Further, society’s lack of acceptance takes its toll. Singh recalls some choice reactions: “Some men tend to think that I’m a ‘loose’ woman. Others think I will never give them my ‘loyalty’. Women think I can’t give them my best because I’m secretly straight and just greedy. On the other hand people looking to quickly hook up and forget me are more at ease.”
Khurana says Indian society hasn’t evolved to a level where we can include others in our lives, or love more than one person. But maybe this is the start of that evolution. Look at dating culture. How we form relationships today are very, very different from how our parents did things.

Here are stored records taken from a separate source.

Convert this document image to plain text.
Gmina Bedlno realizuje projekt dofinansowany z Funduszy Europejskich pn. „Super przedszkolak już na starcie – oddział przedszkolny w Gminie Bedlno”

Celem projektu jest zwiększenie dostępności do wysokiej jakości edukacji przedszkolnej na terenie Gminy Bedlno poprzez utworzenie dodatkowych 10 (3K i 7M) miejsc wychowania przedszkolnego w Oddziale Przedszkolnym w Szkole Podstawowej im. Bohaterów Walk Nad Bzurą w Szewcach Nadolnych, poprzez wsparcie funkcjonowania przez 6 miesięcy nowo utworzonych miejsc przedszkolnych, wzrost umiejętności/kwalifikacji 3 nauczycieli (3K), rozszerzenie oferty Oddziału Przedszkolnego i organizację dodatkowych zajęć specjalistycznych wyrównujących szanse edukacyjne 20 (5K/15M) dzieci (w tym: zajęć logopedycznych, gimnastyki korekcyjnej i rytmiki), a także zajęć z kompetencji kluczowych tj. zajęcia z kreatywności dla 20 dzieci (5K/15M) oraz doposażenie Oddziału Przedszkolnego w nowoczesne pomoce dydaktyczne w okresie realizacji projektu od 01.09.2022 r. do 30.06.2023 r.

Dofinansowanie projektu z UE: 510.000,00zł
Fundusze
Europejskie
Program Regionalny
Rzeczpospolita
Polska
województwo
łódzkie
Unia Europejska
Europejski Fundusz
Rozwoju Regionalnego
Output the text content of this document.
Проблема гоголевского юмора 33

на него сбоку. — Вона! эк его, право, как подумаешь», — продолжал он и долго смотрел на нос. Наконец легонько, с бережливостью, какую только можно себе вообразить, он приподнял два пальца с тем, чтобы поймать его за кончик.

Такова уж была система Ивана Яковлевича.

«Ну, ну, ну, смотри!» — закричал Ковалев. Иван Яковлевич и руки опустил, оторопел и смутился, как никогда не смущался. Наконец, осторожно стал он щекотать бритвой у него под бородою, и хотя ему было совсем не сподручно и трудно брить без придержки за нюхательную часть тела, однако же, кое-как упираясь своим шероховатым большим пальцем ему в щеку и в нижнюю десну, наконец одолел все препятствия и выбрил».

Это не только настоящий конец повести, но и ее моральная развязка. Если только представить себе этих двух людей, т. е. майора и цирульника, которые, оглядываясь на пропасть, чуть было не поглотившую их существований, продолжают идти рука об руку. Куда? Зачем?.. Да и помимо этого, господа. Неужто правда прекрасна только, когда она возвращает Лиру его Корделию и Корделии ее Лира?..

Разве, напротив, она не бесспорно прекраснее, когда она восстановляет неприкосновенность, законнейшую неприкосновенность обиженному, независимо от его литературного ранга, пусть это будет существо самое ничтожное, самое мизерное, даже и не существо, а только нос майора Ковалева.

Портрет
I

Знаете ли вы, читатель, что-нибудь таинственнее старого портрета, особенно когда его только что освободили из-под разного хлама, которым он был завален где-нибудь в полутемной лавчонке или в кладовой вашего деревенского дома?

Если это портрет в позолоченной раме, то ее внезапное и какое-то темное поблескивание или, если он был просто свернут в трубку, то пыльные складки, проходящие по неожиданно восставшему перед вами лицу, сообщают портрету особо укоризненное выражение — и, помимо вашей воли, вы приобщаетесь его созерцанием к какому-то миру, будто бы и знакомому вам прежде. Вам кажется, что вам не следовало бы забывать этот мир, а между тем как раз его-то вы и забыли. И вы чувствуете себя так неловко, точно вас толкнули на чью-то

A UK-based survey in 2014 found that the average relationship now lasts only two years and nine months. As of 2011, the divorce rate in India has doubled. And while our rapidly changing society has a role to play here, it’s also worth considering just the stresses of heterosexual monogamy – you have to worry about bills, about the household and more. “In contrast,” adds Prateek, “these things don’t exist when you don’t share a household with your partner(s).”
The short story Singh recalls from her childhood — it’s real. And Prateek has first hand experience. A few years ago, he found himself in a poly household in the US, with one female dom, two male subs, a female sub, and a switch. And while you’d be hard-pressed to find this arrangement in India, it’s a different story abroad. Poly households like these, he explains, have one authority figure – a patriarch or matriarch – to monitor everything. As such, polyamory subverts one of the most basic units of modern society – the nuclear family. And it has the same transformative potential that same-sex or inter-caste marriages have.
But it takes work. For those of us seeking poly relationships, Prateek believes there’s a few cardinal things to remember: Don’t lie. Be honest. Communication is very important. And be clear about your limits with all your partners. Sexual health is another thing to be mindful of. For two people who are “fluid-bonded” (meaning that they seldom use protection during sex), they must be upfront and keep other partners informed
When it comes to polyamory, society still has its defenses up. But the chinks are there. The upcoming film “Professor Marston and the Wonder Women” depicts a famous historical poly relationship. In India itself, the marriage between Kuchipudi dancers Raja, Radha and Kaushalya Reddy made big news. And with a little more understanding and effort, we can soon reach a place of respect for these non-normative identities.